À Brébeuf, au bord de la rivière Rouge et dans un cadre magnifique, se tient la ferme biologique de la Récolte de la Rouge, fondée en 2016 par Mathieu Roy et sa conjointe Catherine. 

Entouré de montagnes et de petites plages de sable, leur champ donne sur une eau peu profonde, très prisée dans le coin pour le kayak ou le canot. 

Être près de l’eau, l’un des grands «plaisirs de la vie» de Mathieu, qui a trouvé ici ce qu’il cherchait depuis longtemps: la liberté. 

«Oui je vis la vie dont je rêvais, je trouve ça tellement beau, je me considère comme chanceux», dit-il, en cette fraîche matinée d’été, après avoir mis sur pause sa récolte de carottes pour répondre au téléphone. 
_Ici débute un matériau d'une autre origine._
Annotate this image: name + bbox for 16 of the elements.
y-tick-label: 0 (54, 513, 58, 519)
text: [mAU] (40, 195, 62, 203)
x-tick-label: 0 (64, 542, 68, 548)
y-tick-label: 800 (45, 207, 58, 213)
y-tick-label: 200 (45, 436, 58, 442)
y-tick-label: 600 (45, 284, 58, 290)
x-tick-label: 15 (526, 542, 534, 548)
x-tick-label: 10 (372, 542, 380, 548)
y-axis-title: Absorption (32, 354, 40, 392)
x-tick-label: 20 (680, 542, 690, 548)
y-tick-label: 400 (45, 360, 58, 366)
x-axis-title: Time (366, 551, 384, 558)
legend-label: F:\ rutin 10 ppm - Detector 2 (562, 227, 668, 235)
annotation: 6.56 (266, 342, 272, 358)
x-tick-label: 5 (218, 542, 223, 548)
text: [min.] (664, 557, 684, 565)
Quand j’étais conseiller en agriculture, j’en faisais de l’argent, mais mon mode de vie aujourd’hui est beaucoup plus simple, et c’est génial. Je ne regrette rien.Mathieu Roy

D’autant que désormais Mathieu n’a plus de boss. «Ici, c’est chez nous. Je suis responsable de mes propres actions, il n’y a personne qui va me dire quoi faire. J’aime être dehors, aujourd’hui par exemple est une journée parfaite.»

Au total, le couple possède 3,5 hectares, soit 35 000 mètres carrés, de terre sur laquelle ils font pousser toutes sortes de légumes: artichauts, carottes, oignons, radis, mesclun, maïs sucré, courges, melons, fraises de terre, ail - la liste est longue.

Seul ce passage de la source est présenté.